Monday, February 24, 2014

Do Not Worry

This week's gospel has been called the hardest command in the bible. It is simple. Do not worry. Don't worry about food, shelter, or clothing. Just trust God. Yet we are natural worriers. We worry about everything. Sure we believe God will provide but we just want to make assurance double sure. We want to be prepared. Plus we want more. Good food. Good clothes. Jesus actually says God will not only provide what we need but often provides clothing better than Solomon.

There is just something hard about depending on God. The saints do it. They don't do it because they lack competence. They do it because they choose to be in a relationship so intimate you depend on Him for every breath. We are not just not there yet. We have a hard time even taking small steps in that direction. We get into a place where we want to change something and we can't and it drives us nuts.


We need to be at peace about being at the end of our power. We ask God to help us. He might make the exact change we ask for. He might not. He might choose to have us walk a path we didn't want. We need to be OK with that too. I mean really OK with it.

Like an Olympic athlete who has done everything he can to get a gold medal. Yet he needs more. He needs a little luck. He needs his health. He needs to catch a few breaks during the competition. He prays to God. Does it happen? Maybe. Maybe not. Is he OK with it either way? That is the point of trust. Not that we don't push ourselves to do the best we can. Just that we don't worry that our best won't be good enough. Good enough for what? Winning an Olympic medal? Getting your dream job? Having a perfect family? We give a huge effort but ultimately those things come from God. So ultimately we don't need to worry. He does.

In some ways we don't like to be a burden on God. We know we need Him for some things but we want to make that list of things we need God for as small as possible. It is like we buy into the notion of God as a crutch. We use the crutch when we need to use it but we don't always want to be using it.

With the crutch notion we remain mostly in control. We decide where to go. We might need some help to get there but God is helping us with our agenda. Then we need to worry about failure. Not only does it mean we have failed but God has failed to because He was supposed to be helping us.

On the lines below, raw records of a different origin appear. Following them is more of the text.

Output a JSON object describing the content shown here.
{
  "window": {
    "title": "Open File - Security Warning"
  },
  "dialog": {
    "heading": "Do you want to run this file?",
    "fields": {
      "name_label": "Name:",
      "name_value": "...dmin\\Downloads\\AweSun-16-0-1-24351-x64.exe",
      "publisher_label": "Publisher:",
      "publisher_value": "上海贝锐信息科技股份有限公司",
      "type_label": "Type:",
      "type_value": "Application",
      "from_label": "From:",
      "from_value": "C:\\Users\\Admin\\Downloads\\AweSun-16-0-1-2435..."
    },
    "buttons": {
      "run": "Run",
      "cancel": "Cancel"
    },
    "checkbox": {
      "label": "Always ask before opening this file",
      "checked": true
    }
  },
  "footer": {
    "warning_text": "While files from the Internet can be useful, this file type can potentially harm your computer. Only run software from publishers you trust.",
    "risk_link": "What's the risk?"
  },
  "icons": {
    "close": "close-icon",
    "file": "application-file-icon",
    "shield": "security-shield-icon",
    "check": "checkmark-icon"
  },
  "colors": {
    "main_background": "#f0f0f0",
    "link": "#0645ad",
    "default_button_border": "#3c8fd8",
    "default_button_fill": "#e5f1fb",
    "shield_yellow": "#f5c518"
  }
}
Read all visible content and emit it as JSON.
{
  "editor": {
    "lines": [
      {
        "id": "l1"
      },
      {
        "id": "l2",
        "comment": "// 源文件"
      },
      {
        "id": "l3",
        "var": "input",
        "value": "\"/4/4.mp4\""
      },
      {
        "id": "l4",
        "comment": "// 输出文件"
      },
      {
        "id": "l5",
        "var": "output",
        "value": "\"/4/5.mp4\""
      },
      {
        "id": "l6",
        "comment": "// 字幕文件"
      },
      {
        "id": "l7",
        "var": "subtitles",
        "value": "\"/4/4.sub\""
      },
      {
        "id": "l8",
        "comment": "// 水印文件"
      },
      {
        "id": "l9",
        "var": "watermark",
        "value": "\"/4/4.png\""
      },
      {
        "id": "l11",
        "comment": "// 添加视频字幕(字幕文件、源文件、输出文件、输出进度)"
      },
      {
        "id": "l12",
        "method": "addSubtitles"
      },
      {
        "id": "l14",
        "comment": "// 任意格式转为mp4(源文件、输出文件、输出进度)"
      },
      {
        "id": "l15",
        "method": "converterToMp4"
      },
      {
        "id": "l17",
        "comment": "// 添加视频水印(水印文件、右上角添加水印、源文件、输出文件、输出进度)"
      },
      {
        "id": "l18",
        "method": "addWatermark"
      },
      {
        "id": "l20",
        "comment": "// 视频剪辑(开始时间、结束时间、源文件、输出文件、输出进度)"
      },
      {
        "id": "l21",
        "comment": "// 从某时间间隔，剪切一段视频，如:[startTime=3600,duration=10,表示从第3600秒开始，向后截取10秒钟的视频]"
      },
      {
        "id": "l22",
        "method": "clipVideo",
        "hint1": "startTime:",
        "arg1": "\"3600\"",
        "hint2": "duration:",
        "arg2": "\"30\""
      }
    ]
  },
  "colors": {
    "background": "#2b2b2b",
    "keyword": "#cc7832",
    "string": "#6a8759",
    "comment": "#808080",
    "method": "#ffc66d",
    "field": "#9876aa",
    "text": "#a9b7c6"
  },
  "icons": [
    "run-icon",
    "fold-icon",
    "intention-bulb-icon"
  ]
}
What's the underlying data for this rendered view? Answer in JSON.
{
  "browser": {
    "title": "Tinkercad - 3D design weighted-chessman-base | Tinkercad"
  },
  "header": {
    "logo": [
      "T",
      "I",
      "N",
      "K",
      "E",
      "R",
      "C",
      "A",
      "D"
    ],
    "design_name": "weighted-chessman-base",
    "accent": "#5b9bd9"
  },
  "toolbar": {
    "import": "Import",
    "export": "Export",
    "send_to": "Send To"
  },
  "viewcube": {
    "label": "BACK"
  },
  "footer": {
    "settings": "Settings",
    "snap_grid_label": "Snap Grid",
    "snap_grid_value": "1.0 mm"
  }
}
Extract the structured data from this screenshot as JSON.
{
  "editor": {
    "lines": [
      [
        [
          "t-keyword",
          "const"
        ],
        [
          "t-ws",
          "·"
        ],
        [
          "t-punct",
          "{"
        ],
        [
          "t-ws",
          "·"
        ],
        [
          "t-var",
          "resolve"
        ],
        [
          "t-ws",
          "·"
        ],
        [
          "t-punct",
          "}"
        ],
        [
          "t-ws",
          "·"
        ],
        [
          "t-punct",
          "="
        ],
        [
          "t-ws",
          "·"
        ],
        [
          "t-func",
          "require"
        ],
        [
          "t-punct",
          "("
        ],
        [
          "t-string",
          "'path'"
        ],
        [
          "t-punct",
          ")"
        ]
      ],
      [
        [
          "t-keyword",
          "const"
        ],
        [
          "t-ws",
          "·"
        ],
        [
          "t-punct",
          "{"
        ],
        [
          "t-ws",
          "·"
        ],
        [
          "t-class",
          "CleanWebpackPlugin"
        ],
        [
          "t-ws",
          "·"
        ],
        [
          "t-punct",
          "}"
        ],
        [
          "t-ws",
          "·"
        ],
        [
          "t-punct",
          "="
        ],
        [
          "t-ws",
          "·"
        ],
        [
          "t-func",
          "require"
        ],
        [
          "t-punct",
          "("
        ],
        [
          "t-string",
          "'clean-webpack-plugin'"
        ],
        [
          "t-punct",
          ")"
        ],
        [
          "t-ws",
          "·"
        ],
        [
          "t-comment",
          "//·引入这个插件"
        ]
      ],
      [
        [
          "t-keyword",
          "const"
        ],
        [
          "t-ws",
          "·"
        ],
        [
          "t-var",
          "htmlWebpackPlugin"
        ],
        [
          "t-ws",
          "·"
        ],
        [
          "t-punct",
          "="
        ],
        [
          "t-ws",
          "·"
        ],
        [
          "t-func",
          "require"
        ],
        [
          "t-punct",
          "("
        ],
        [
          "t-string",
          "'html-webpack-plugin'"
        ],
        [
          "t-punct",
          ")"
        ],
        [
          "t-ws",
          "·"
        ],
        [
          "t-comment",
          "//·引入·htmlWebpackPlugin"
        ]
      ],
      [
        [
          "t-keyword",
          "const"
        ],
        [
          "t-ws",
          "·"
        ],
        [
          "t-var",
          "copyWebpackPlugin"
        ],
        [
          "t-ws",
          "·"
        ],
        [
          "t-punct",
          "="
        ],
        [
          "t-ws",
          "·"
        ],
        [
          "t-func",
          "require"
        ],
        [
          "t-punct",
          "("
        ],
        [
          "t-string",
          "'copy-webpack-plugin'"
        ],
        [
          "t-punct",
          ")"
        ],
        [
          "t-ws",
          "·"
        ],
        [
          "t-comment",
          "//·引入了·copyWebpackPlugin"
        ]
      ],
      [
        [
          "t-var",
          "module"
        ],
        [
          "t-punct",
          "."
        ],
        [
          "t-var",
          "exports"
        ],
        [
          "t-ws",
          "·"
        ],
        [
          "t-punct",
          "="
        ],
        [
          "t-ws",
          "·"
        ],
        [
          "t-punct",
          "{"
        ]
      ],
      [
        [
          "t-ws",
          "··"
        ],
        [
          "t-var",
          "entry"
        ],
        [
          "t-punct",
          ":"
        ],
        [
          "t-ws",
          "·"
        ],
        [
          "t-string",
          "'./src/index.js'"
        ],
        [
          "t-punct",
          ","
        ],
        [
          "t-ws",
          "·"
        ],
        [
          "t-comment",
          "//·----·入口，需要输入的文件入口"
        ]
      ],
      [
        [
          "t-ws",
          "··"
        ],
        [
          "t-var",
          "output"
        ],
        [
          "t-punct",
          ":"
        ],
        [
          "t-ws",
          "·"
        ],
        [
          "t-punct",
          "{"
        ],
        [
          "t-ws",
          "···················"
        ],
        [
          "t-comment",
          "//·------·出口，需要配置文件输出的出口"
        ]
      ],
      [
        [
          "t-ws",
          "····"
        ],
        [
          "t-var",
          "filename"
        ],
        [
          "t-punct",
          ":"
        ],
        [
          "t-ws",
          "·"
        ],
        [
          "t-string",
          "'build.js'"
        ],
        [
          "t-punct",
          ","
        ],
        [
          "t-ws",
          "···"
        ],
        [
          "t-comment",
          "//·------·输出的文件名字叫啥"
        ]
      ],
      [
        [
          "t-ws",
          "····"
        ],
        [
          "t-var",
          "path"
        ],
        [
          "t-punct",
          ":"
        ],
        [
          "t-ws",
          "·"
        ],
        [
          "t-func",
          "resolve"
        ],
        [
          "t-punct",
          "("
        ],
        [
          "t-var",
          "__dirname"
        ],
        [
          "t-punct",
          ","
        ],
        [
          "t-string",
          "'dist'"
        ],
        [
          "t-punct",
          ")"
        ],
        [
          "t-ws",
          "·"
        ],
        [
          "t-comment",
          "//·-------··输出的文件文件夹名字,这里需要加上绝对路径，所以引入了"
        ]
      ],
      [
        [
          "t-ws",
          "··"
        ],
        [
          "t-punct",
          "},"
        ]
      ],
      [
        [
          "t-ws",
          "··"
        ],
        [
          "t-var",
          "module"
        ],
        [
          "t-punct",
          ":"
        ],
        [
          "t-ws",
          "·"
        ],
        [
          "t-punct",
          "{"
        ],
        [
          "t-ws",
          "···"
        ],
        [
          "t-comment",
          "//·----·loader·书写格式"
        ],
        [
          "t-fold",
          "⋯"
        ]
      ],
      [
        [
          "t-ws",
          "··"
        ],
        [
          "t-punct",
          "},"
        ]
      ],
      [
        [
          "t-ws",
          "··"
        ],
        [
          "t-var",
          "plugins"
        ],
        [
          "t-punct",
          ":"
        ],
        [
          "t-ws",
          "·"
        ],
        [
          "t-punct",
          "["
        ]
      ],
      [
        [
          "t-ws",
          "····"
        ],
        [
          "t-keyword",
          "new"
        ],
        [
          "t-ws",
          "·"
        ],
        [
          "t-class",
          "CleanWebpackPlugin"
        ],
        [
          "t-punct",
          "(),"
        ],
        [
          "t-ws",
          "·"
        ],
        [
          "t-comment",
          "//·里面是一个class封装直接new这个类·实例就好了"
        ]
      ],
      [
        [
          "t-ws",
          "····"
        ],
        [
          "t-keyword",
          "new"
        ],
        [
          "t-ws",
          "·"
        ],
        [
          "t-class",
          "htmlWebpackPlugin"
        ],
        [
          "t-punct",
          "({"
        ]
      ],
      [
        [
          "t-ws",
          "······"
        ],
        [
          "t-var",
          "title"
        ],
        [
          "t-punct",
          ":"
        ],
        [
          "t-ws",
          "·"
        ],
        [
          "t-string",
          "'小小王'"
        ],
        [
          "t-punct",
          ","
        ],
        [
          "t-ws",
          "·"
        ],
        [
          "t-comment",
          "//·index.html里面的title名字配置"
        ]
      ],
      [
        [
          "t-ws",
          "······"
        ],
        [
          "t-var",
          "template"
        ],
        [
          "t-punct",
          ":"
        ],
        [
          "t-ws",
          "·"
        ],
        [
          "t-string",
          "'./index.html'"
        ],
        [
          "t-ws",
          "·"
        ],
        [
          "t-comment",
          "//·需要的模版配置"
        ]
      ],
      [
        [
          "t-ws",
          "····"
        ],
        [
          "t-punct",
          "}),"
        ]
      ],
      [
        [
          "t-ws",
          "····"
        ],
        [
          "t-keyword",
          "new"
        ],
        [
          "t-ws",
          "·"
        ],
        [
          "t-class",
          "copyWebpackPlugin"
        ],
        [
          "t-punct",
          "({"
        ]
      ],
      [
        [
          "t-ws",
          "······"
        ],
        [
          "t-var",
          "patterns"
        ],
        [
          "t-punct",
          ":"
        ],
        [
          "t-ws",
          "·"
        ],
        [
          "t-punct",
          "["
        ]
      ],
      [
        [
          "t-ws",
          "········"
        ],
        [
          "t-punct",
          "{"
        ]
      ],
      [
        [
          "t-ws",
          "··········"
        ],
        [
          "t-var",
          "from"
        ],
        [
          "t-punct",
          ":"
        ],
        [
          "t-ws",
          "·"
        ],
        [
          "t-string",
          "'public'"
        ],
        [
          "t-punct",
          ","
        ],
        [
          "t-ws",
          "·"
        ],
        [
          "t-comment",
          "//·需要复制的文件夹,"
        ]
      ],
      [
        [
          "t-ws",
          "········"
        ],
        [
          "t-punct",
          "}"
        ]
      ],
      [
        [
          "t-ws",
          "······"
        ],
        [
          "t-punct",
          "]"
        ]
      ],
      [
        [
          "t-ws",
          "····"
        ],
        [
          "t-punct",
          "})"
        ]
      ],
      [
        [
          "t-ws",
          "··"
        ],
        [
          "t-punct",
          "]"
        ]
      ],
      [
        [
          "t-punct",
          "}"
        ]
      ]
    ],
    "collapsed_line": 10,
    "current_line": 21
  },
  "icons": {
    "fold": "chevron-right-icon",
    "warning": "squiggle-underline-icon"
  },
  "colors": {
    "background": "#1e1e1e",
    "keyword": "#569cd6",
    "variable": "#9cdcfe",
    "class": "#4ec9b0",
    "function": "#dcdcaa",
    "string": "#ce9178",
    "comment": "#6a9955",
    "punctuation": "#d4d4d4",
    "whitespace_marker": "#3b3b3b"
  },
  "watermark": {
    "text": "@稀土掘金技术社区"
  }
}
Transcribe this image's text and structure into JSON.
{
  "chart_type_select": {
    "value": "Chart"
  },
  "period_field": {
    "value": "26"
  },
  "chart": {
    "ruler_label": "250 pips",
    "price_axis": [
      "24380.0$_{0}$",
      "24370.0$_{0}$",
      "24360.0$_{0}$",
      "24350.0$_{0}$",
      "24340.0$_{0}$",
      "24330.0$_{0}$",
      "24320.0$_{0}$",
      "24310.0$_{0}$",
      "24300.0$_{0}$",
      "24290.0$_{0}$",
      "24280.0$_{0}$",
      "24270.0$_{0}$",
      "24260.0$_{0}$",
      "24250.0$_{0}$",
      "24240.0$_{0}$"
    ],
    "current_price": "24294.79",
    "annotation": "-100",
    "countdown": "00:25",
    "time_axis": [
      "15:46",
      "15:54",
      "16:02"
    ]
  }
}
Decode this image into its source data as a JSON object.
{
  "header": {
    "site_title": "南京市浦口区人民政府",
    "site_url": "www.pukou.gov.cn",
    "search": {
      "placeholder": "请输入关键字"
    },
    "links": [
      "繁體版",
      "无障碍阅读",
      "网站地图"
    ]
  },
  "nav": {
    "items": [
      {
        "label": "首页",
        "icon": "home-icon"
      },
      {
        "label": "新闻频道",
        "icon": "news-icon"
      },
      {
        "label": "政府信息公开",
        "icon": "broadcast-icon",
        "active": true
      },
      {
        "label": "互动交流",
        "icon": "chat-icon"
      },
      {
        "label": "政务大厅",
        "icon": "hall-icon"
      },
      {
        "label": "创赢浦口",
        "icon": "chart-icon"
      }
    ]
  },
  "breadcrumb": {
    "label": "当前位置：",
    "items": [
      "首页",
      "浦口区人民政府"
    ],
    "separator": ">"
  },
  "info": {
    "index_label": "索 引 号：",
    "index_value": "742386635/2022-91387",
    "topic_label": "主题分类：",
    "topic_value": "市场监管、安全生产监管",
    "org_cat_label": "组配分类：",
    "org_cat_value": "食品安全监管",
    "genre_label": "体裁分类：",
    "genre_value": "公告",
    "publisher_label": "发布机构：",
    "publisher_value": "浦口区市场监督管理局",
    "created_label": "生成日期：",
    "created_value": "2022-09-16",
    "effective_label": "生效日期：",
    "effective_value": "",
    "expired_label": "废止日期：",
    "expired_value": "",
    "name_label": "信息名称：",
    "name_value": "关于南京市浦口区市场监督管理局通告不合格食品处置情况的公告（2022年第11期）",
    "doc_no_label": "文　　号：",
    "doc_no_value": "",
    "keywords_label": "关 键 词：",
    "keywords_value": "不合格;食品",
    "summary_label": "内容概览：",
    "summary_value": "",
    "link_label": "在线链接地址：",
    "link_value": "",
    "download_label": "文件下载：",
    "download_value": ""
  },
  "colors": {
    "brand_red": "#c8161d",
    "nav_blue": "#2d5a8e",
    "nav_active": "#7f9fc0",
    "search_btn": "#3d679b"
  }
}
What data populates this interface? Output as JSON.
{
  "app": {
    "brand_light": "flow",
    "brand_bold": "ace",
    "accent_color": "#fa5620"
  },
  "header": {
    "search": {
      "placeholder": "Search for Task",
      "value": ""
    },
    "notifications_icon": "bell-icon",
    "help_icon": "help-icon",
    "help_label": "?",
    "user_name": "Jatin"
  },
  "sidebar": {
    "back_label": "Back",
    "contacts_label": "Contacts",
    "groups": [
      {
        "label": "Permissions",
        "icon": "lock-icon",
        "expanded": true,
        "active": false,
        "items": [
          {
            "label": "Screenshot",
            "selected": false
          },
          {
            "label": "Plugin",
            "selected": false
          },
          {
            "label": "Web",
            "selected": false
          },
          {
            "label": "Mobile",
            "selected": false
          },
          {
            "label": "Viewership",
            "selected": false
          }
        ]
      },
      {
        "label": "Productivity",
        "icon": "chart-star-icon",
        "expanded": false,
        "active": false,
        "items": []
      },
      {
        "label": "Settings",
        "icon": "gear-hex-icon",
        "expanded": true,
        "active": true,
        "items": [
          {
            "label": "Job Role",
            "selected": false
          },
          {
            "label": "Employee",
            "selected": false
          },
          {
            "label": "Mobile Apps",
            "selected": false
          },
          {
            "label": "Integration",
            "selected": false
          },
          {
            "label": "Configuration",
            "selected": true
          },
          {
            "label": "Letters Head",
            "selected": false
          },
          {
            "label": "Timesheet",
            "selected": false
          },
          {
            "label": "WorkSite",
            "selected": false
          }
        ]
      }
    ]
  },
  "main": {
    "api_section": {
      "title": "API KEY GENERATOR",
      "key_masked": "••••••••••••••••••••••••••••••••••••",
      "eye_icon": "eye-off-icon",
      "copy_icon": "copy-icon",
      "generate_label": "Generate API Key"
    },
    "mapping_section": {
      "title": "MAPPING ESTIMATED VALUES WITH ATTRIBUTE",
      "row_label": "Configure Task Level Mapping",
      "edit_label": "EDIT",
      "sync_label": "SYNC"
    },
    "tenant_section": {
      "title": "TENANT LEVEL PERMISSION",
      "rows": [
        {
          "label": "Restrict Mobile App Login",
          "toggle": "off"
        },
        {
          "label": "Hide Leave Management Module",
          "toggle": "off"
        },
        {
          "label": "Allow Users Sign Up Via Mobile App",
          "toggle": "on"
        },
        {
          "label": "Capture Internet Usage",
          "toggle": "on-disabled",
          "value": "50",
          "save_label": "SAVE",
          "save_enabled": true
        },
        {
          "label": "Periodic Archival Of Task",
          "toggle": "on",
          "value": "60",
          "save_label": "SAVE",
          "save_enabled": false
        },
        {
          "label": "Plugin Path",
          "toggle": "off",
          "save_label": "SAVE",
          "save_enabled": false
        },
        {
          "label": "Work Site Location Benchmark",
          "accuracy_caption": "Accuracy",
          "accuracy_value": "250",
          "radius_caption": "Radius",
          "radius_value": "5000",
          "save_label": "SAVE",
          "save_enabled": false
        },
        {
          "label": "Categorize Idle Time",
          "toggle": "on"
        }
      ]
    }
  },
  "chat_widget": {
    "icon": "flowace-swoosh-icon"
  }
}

What we really have is a gap between what God wants for us and what we want for ourselves. This is a good thing. It means we get to learn what we are really meant to do and to be. It might means God just wants you to pursue another goal. Often it means God wants you to walk through some disappointment, some humiliation, some loss of power or whatever.

We need to grasp that we are not called to an easy life. So we should not worry when suffering looms as a possibility. Some form of suffering will happen. Why worry about it? God chooses the cross we will bear. If we trust Him and don't have any notion that God has promised us a rose garden then we should not be anxious about anything.

The scary part here is that Jesus is talking about the most basic things in life. We are OK with losing our dreams. We know many people do. Yet the basics of food, shelter and clothing? We don't know many people who have lost that. Would God really take those things from us? Do you trust Him? Jesus just says God knows you need them. He is a generous God and would not deprive you unless there was some higher good. Do you trust Him?

If you don't trust God then the devil has power over you. All he has to do to separate you from God is make you afraid that God's road is going to be too hard. It does not have to be hard in reality. It just has to be hard in your mind. The devil is a great liar. If you don't trust God he can mess with your mind big time.